Its opposition to the law on homosexual marriages is finding agreement even among non-Catholics and nonbelievers. The archbishop of Paris is at the helm of the new course. (Originally published in L’Espresso magazine December 7)
ROME, December 7, 2012 –
No one would have bet on it. But after decades of invisibility and torpor, the French Catholic Church has returned vigorously to the public scene.
It was a minority and a minority it remains, in a country where less than 5 percent of the population goes to Sunday Mass, and where baptisms of children are increasingly rare. But it is one thing to give up, and another to be creative. That role as a “creative minority” is the one Pope Joseph Ratzinger himself has assigned to Catholicism in secularized regions. The Church of France is putting this to the test…
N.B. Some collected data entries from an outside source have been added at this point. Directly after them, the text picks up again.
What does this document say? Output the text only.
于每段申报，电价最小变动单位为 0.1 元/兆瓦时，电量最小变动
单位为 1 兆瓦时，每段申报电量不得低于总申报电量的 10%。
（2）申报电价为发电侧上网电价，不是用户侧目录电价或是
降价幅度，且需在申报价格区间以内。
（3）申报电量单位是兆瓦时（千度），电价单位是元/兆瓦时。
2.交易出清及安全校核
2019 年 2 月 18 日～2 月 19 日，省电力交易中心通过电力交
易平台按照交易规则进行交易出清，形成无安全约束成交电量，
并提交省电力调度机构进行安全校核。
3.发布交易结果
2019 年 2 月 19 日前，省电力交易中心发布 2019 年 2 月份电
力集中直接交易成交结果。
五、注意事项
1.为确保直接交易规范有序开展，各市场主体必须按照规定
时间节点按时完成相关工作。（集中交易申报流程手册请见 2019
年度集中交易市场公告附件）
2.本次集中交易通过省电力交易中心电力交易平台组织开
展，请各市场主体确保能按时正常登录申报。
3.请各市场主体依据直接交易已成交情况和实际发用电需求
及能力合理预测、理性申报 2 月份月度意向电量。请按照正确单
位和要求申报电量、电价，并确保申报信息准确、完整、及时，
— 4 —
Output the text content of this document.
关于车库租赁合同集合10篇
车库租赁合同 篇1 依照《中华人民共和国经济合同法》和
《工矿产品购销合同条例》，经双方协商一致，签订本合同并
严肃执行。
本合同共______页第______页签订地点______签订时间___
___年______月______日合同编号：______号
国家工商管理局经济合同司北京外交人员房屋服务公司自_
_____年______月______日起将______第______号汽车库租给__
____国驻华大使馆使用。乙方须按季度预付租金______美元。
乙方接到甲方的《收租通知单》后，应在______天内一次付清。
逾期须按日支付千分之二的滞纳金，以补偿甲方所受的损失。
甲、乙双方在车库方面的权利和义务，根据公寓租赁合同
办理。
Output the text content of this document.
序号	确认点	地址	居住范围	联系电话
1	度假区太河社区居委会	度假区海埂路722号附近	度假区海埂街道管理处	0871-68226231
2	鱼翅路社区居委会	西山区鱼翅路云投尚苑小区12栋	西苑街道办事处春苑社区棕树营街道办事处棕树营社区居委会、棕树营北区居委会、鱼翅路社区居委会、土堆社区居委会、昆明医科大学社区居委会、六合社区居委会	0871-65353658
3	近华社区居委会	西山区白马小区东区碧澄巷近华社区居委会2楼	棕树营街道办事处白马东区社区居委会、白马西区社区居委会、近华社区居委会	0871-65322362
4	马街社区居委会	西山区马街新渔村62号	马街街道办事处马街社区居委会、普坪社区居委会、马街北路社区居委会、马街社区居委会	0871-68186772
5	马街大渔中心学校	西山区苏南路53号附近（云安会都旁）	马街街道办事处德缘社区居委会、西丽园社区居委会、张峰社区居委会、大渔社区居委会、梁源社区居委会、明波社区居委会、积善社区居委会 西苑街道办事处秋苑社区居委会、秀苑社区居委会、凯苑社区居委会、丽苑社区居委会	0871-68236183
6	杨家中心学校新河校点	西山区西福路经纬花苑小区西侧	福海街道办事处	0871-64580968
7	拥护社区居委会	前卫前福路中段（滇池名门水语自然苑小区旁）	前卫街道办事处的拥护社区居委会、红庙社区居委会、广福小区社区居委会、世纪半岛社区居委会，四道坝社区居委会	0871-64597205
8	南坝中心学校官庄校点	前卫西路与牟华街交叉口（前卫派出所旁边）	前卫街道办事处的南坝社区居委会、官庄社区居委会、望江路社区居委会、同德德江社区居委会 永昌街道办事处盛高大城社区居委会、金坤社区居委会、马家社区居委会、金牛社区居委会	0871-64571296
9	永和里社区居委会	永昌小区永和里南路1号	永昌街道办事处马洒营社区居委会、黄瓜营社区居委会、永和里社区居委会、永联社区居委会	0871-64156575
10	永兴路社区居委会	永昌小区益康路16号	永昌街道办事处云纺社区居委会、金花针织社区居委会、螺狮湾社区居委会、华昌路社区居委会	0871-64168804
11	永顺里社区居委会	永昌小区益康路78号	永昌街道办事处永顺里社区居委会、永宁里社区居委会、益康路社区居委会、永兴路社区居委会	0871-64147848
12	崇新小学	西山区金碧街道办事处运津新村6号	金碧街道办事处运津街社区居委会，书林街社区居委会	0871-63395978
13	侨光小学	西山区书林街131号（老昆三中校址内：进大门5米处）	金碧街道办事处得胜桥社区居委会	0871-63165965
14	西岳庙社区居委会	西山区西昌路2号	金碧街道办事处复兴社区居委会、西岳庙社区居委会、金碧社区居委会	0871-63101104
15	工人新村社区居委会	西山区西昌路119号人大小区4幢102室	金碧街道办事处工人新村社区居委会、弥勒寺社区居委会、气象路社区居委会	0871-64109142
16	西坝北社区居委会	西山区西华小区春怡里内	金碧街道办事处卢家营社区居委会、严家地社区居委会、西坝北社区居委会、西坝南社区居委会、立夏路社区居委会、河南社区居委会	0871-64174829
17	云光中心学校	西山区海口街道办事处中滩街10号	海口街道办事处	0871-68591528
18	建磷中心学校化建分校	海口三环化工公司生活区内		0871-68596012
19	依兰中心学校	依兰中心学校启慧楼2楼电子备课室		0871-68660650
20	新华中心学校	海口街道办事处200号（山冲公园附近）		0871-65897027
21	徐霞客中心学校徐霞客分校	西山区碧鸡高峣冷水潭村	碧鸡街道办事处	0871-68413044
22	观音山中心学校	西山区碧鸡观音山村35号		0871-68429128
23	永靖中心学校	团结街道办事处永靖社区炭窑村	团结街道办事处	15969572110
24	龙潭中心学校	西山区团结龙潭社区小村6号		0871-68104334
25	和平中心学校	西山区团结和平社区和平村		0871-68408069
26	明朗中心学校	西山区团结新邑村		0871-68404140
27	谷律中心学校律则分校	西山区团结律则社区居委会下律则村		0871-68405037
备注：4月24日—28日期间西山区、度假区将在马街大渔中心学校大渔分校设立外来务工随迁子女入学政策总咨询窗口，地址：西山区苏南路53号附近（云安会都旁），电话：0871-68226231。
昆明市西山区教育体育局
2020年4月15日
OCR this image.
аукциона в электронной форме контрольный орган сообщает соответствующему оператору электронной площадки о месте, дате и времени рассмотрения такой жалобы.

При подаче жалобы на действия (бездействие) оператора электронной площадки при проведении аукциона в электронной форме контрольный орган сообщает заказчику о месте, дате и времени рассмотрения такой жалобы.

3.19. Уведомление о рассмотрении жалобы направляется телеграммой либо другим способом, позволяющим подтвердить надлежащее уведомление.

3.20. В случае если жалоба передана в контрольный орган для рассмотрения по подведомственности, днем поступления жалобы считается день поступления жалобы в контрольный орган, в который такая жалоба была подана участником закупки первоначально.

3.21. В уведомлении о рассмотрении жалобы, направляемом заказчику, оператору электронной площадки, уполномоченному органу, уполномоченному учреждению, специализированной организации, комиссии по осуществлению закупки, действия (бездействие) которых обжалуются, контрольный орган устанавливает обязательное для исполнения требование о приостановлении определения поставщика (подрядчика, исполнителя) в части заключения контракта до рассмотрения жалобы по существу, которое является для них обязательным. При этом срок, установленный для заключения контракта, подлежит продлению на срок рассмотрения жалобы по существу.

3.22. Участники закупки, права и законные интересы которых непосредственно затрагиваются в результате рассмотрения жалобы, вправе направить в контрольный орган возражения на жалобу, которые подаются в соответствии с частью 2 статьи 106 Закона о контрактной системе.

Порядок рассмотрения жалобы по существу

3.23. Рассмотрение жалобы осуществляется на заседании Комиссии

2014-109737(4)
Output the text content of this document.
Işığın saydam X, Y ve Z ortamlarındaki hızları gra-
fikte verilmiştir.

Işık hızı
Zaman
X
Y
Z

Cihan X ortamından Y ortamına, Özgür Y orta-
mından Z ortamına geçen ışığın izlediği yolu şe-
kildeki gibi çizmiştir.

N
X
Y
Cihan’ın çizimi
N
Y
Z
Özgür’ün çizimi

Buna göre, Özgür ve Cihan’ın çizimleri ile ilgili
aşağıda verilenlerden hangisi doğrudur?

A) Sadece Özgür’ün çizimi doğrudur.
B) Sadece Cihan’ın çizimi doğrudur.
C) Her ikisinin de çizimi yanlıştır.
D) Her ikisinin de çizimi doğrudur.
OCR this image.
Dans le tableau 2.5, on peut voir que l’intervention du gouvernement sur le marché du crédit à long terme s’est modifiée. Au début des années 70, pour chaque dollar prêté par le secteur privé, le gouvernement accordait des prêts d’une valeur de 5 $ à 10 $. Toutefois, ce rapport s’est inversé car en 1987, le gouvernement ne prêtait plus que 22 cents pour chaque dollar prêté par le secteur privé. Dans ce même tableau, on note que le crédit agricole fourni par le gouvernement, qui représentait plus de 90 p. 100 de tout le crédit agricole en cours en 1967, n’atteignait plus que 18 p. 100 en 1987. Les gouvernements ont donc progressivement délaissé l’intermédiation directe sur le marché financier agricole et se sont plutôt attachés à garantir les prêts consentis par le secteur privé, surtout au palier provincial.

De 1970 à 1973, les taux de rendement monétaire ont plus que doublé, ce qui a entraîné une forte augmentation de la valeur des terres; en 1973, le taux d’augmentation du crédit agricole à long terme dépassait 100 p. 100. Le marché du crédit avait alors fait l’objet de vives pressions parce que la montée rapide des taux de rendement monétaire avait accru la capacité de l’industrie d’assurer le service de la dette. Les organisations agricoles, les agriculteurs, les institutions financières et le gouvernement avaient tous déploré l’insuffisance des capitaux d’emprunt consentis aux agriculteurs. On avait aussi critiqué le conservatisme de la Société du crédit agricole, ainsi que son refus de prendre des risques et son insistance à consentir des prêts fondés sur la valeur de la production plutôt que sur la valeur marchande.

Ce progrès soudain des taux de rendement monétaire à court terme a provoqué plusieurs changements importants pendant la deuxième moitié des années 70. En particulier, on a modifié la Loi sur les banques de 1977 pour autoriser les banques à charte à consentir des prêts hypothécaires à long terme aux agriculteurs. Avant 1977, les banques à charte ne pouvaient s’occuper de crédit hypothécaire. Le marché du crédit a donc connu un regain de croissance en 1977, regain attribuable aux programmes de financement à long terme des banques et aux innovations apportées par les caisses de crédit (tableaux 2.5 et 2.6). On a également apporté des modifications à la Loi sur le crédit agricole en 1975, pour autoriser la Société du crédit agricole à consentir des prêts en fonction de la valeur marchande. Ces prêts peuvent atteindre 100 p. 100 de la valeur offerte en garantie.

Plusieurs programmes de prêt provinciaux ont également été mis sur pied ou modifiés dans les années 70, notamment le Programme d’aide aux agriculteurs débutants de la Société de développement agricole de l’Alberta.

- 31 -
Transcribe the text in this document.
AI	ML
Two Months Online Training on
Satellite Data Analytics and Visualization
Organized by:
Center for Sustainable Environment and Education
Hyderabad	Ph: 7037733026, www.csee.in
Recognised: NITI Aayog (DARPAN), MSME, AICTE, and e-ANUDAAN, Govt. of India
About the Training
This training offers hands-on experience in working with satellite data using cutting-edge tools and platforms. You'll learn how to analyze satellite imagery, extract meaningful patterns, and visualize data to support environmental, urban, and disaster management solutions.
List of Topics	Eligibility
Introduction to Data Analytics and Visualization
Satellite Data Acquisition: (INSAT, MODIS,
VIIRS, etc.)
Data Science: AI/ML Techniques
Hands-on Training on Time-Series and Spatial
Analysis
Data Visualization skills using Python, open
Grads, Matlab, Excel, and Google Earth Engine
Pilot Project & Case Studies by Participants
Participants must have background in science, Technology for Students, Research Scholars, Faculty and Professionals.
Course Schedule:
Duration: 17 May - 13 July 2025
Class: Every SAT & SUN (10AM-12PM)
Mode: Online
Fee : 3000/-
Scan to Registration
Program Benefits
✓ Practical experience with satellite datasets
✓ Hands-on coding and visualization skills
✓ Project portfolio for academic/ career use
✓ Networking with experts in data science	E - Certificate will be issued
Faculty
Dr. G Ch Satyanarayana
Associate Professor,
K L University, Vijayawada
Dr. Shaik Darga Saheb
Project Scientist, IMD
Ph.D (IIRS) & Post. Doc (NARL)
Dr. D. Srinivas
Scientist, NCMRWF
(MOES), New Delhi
In mid-August, the archbishop of Paris, Cardinal André Vingt-Trois, raised this prayer to Our Lady of the Assumption: “May children and young people cease to be the object of the desires and conflicts of adults, in order to enjoy fully the love of a father and mother.” A furious controversy exploded in France, which is on the path to legalizing marriage between persons of the same sex with the possibility of adopting.
But the newspaper Le Monde also made a stir by entering the fray in defense of the archbishop… The impression, however, was that everything could be reduced to the initiative of the cardinal. And that no one would march behind him.
But in the fall, everything changed. On November 7, gay marriage obtained the approval of the Council of Ministers. Cardinal Vingt-Trois protested to President François Hollande, Prime Minister Jean-Marc Ayrault, and Minister of Justice Christiane Taubira, and made public what he had objected to them in private. The archbishop responded to what the minister had told him, namely that “what is at stake is a reform of civilization,” saying he too thinks this way, that the issue is precisely this, of a radical change of the nature of man, of the sexes, of procreation. And therefore one cannot get carried away with an act of tyranny of such impact, deciding everything by a majority with a margin of 1 or 2 percent. To Minister Taubira, who told him “we are not touching the Bible,” the cardinal rebutted that not even he was bringing this into discussion: “It is a question that concerns man, and this is enough.”
And this is precisely what is new. Against the law on gay marriage, a resistance is mobilizing that is not confessional, but humanistic, of men and women with the most varied visions of the world.
On Saturday, November 17, in Paris and in a dozen other French cities, hundreds of thousands of people marched through the streets. The demonstrations were organized by three unexpected figures… only one a Catholic. No Church association hoisted its banners. The Catholics simply blended into the demonstration. But the official Church blessed everything.
That same morning, in Rome, Benedict XVI urged about 40 bishops from France on their ad limina visit to “take care to pay attention to proposed civil legislation that could undermine the protection of marriage between a man and a woman.”
Also siding with the Church and against the “reform of civilization” is the feminist philosopher Sylviane Agacinski, wife of the socialist (and Protestant) former Prime Minister Lionel Jospin. She has strongly criticized those gender studies which present sexual differences as a cultural construction, and has warned of the serious consequences that, for example, procreation through insemination in couples composed of two women could have on a child.
Clear opposition to the law on homosexual marriage has been expressed by the chief rabbi of France, Gilles Bernheim, and the president of the French Council of Muslim Faith, Mohammed Moussaoui. And from Moscow, in a letter to the archbishop of Paris, Metropolitan Hilarion of Volokolamsk, head of the Department for External Relations of the Russian Orthodox Church, expressed his appreciation that the French “have not remained indifferent to an initiative of the authorities that is unacceptable for Christians.” He added: “With the present letter, I would like to express my solidarity and my support for your consistent and uncompromising position.”
A recent survey by the opinion polling group BVA found a reversal in the trend of French public opinion in 2012. While from 2000 to 2011, the proportion of those in favor of gay marriage was constantly on the increase, from 48 to 63 percent, this year those in favor dropped to 58 percent. And those in favor of adoption by gay couples also fell by six points, from 56 percent in 2011 to 50 percent in 2012.
The archbishop of Paris is no longer a general without an army. The bishops are with him too. They have elected him president of the episcopal conference. The Church of France was once called the “eldest daughter of the Church.” As a creative minority, it could become that again.